Apple has Published its H1 2019 Transparency Report

By Bill Toulas / January 18, 2020

Apple has published a detailed report where they present how many requests for data they received between January 1 and June 30, 2019. This is very important as we can get an idea of which entities request user data, the reasons behind the requests, and which governments won the world nose-poking competition last year. As Apple claims, they have only responded to the data requests that are supported by the proof documents that link the request with some form of legal action (criminal or civil proceedings).

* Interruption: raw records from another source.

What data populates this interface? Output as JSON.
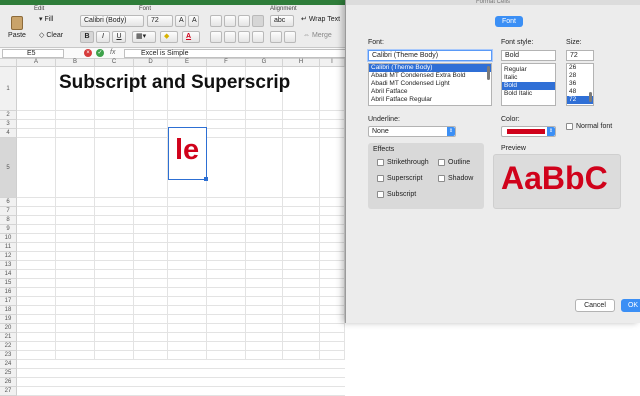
{
  "ribbon": {
    "groups": {
      "edit": "Edit",
      "font": "Font",
      "alignment": "Alignment"
    },
    "paste": "Paste",
    "fill": "Fill",
    "clear": "Clear",
    "font_name": "Calibri (Body)",
    "font_size": "72",
    "bold": "B",
    "italic": "I",
    "underline": "U",
    "wrap_text": "Wrap Text",
    "merge": "Merge",
    "abc": "abc"
  },
  "formula_bar": {
    "name_box": "E5",
    "fx": "fx",
    "content": "Excel is Simple"
  },
  "sheet": {
    "columns": [
      "A",
      "B",
      "C",
      "D",
      "E",
      "F",
      "G",
      "H",
      "I"
    ],
    "rows": [
      "1",
      "2",
      "3",
      "4",
      "5",
      "6",
      "7",
      "8",
      "9",
      "10",
      "11",
      "12",
      "13",
      "14",
      "15",
      "16",
      "17",
      "18",
      "19",
      "20",
      "21",
      "22",
      "23",
      "24",
      "25",
      "26",
      "27"
    ],
    "title": "Subscript and Superscrip",
    "active_cell_text": "le"
  },
  "dialog": {
    "title": "Format Cells",
    "tab": "Font",
    "font_label": "Font:",
    "font_value": "Calibri (Theme Body)",
    "font_list": [
      "Calibri (Theme Body)",
      "Abadi MT Condensed Extra Bold",
      "Abadi MT Condensed Light",
      "Abril Fatface",
      "Abril Fatface Regular"
    ],
    "font_style_label": "Font style:",
    "font_style_value": "Bold",
    "font_styles": [
      "Regular",
      "Italic",
      "Bold",
      "Bold Italic"
    ],
    "size_label": "Size:",
    "size_value": "72",
    "sizes": [
      "26",
      "28",
      "36",
      "48",
      "72"
    ],
    "underline_label": "Underline:",
    "underline_value": "None",
    "color_label": "Color:",
    "normal_font": "Normal font",
    "effects_label": "Effects",
    "effects": {
      "strikethrough": "Strikethrough",
      "outline": "Outline",
      "superscript": "Superscript",
      "shadow": "Shadow",
      "subscript": "Subscript"
    },
    "preview_label": "Preview",
    "preview_text": "AaBbC",
    "cancel": "Cancel",
    "ok": "OK"
  },
  "colors": {
    "accent": "#3b8ff5",
    "font_color": "#d0021b",
    "excel_green": "#2f7d3a"
  }
}
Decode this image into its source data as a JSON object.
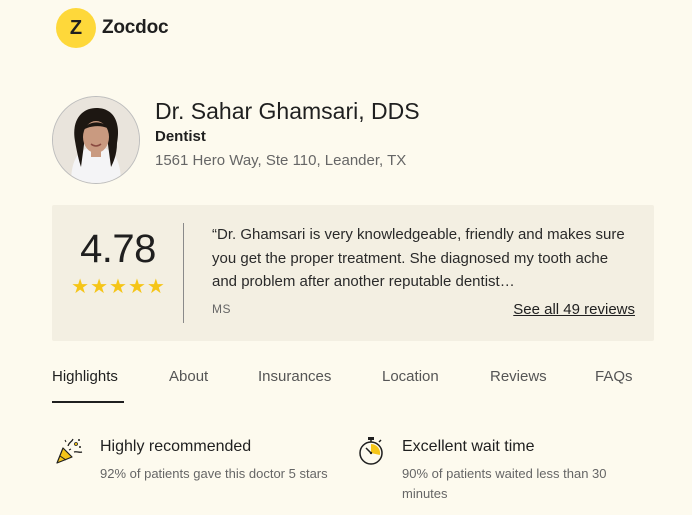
{
  "brand": {
    "logo_letter": "Z",
    "name": "Zocdoc",
    "accent": "#fed83a"
  },
  "doctor": {
    "name": "Dr. Sahar Ghamsari, DDS",
    "specialty": "Dentist",
    "address": "1561 Hero Way, Ste 110, Leander, TX",
    "avatar": "doctor-photo"
  },
  "review_summary": {
    "rating": "4.78",
    "stars": 5,
    "star_color": "#f5c518",
    "quote": "“Dr. Ghamsari is very knowledgeable, friendly and makes sure you get the proper treatment. She diagnosed my tooth ache and problem after another reputable dentist…",
    "reviewer": "MS",
    "see_all_label": "See all 49 reviews"
  },
  "tabs": [
    {
      "label": "Highlights",
      "active": true
    },
    {
      "label": "About"
    },
    {
      "label": "Insurances"
    },
    {
      "label": "Location"
    },
    {
      "label": "Reviews"
    },
    {
      "label": "FAQs"
    }
  ],
  "highlights": [
    {
      "icon": "party-popper-icon",
      "title": "Highly recommended",
      "subtitle": "92% of patients gave this doctor 5 stars"
    },
    {
      "icon": "stopwatch-icon",
      "title": "Excellent wait time",
      "subtitle": "90% of patients waited less than 30 minutes"
    }
  ]
}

Everything else was rejected no matter who the submitter was.

As we have seen recently, Apple doesn’t have the power to hand over everything that the prosecution could ask or would like to have. Thus, they usually only provide transaction data and what the user has uploaded on iCloud. Sometimes, the authorities investigate a case of a stolen device, so Apple hands over location data. In other cases, it is credit card fraud, so the transaction details are disclosed. No matter what is the case, whatever is stored on the device cannot be accessed by Apple, and by extension, is out of the reach of anyone else.

When Apple receives a request of this type, the customer who is impacted by it is also notified by the tech giant. However, Apple clarifies than in some cases where the legal process may be affected, they may provide data to the authorities without sending a notification to the user. This is especially the case in situations involving child endangerment, risk of harm, or when the device is stolen.

The following lists will give you an idea (top five in each category) of what happened during H1 2020:

Device Requests:

  1. Germany – 13558 (81% approved)
  2. USA – 4796 (84% approved)
  3. Australia – 1875 (81% approved)
  4. Spain – 1616 (78% approved)
  5. Singapore – 1445 (87% approved)

Financial Identifier Requests:

  1. Germany – 1072 (85% approved)
  2. USA – 918 (81% approved)
  3. Spain – 855 (64% approved)
  4. Taiwan – 206 (91% approved)
  5. France – 199 (72% approved)

Government Account Requests:

  1. USA – 3619 (90% approved)
  2. Germany – 459 (75% approved)
  3. Brazil – 448 (88% approved)
  4. Taiwan – 395 (89% approved)
  5. United Kingdom – 364 (85% approved)

Emergency Government Requests:

  1. United Kingdom – 259 (87% approved)
  2. USA – 206 (90% approved)
  3. Canada – 33 (94% approved)
  4. Germany – 20 (95% approved)
  5. Switzerland – 14 (100% approved)

App Store Takedown Requests:

  1. United Arab Emirates – 275 apps (no apps were removed)
  2. China – 196 apps (55 apps were removed)
  3. Vietnam – 46 apps (no apps were removed)
  4. Russia – 16 apps (15 apps were removed)
  5. Turkey – 2 apps (2 apps were removed)

In conclusion, we can say that Germany surprisingly topped the lists which says something about how the law approaches new technologies there. Spain was also pretty high, and the fact that their approval percentages weren’t very high indicates that many of the requests for data were poorly substantiated.